The quadrants describe the capacities that develop along the way. They do not unfold in a linear order. They strengthen in parallel, unevenly, and through repetition. Each topic tends to activate certain capacities more strongly, while drawing on others in the background. Over time, systemic practice requires all four to be in motion. Inner shifts don’t stay internal. They show up the moment we interact with others and broaden the way we can contribute.

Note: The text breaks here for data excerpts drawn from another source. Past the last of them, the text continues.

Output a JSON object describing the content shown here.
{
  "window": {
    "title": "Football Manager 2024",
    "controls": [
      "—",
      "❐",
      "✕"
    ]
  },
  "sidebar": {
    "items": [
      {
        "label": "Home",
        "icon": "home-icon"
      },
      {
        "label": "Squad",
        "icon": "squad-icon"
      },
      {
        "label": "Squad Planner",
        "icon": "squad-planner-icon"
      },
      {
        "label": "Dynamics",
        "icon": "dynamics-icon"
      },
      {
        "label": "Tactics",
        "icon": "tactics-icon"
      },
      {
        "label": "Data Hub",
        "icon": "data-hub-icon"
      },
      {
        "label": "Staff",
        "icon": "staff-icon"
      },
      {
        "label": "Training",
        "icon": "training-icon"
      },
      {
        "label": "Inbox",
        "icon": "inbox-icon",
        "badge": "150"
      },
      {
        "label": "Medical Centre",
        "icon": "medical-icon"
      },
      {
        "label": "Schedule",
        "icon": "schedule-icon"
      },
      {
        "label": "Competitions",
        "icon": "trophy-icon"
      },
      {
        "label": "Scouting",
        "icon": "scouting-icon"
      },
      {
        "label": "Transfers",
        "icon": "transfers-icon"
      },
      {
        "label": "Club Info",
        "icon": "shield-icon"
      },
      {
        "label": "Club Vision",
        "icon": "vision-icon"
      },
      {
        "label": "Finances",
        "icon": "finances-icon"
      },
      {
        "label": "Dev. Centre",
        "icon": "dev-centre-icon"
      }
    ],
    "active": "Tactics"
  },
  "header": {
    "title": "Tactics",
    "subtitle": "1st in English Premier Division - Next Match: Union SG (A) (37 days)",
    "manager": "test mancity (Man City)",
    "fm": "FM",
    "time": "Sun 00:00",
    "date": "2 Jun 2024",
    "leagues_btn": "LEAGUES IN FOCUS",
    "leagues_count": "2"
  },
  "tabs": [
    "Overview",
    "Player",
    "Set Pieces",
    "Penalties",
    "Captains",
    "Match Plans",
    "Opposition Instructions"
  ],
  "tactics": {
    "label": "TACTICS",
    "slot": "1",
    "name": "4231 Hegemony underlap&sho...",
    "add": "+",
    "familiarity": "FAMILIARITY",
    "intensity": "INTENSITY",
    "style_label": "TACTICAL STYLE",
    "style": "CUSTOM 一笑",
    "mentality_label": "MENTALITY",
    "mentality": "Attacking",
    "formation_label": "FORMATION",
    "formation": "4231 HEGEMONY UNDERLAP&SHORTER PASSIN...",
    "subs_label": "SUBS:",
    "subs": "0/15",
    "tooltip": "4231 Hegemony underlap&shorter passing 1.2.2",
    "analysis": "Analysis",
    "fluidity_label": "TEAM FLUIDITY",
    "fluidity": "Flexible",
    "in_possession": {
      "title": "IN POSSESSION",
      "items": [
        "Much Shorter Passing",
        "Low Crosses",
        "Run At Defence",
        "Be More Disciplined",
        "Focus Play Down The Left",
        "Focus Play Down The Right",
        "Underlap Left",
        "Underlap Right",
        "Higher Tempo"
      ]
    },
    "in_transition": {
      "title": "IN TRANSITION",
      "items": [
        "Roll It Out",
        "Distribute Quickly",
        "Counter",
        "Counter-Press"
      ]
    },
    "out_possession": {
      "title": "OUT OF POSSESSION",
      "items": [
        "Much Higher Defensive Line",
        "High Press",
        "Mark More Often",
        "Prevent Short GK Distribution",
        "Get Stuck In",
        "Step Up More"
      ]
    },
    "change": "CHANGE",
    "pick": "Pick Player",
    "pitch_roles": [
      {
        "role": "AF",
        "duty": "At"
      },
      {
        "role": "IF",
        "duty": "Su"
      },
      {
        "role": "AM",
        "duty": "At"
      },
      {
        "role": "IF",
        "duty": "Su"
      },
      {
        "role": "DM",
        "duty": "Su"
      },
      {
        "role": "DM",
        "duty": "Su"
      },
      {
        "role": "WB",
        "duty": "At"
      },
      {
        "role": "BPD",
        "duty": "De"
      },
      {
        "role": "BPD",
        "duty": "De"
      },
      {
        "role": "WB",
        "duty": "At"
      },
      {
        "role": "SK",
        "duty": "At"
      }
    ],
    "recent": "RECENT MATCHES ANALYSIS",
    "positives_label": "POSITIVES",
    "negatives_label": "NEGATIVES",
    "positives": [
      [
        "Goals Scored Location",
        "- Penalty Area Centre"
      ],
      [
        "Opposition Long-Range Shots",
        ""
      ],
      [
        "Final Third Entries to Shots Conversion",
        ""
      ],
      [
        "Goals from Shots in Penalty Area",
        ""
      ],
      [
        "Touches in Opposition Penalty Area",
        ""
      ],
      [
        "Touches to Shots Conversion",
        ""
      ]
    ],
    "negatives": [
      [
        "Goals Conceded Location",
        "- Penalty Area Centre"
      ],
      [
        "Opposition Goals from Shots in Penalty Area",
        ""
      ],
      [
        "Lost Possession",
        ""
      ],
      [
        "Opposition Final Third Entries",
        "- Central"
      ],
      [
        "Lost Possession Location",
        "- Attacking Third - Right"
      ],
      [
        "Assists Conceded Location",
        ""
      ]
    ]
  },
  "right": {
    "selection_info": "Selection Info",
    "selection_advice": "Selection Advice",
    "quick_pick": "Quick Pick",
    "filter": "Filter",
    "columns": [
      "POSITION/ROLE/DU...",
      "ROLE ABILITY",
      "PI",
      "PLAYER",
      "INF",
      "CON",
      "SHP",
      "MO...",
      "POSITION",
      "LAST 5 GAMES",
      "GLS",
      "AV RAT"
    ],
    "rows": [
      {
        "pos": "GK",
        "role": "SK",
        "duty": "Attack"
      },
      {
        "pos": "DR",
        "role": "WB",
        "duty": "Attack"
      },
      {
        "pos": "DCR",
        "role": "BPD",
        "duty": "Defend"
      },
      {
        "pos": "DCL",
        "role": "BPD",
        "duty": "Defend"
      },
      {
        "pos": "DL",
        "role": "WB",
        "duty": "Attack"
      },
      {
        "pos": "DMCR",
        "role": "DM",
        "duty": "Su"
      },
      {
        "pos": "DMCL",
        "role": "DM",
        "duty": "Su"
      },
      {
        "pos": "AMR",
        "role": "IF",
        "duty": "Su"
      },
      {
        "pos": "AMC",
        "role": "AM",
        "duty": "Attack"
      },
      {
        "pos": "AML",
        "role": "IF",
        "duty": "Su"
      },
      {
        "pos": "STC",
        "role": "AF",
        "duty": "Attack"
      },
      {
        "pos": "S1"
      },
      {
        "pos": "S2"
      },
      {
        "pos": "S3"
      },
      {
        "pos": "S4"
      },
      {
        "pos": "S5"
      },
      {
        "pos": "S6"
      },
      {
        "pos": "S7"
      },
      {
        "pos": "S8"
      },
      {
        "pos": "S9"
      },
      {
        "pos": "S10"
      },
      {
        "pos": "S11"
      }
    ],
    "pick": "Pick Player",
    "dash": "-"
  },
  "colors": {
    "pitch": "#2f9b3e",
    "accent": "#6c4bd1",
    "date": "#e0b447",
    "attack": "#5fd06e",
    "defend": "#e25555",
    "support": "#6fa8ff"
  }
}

Inner orientation & values
  • Consider other viewpoints as additional information
  • Prioritise contribution to system health over personal credit
  • Notice how narrative that you were taught shapes decisions
  • Remain present with tension and ambiguity when outcomes are unclear
  • Notice how ingrained narratives and worldviews shape decisions
Seeing the system
  • See issues as connected rather than isolated
  • Hold multiple perspectives and foster alignment
  • Treat relationships as core infrastructure, not context
  • Pay attention to narratives and culture alongside data and metrics
Unlearning & sensemaking
  • Actively question assumptions that once worked
  • Stay with uncertainty instead of closing too quickly
  • Ask questions that deepen understanding rather than narrow options
  • Recognise their own perspective as partial and situational
Practicing in motion
  • Change behaviour as insight develops
  • Learn while acting, rather than waiting for certainty
  • Return to systemic practice consistently, even when it is inconvenient
  • Using influence and position due to capital for the good of the whole’
  • Experimenting where responsibility sits and having the courage to let it move.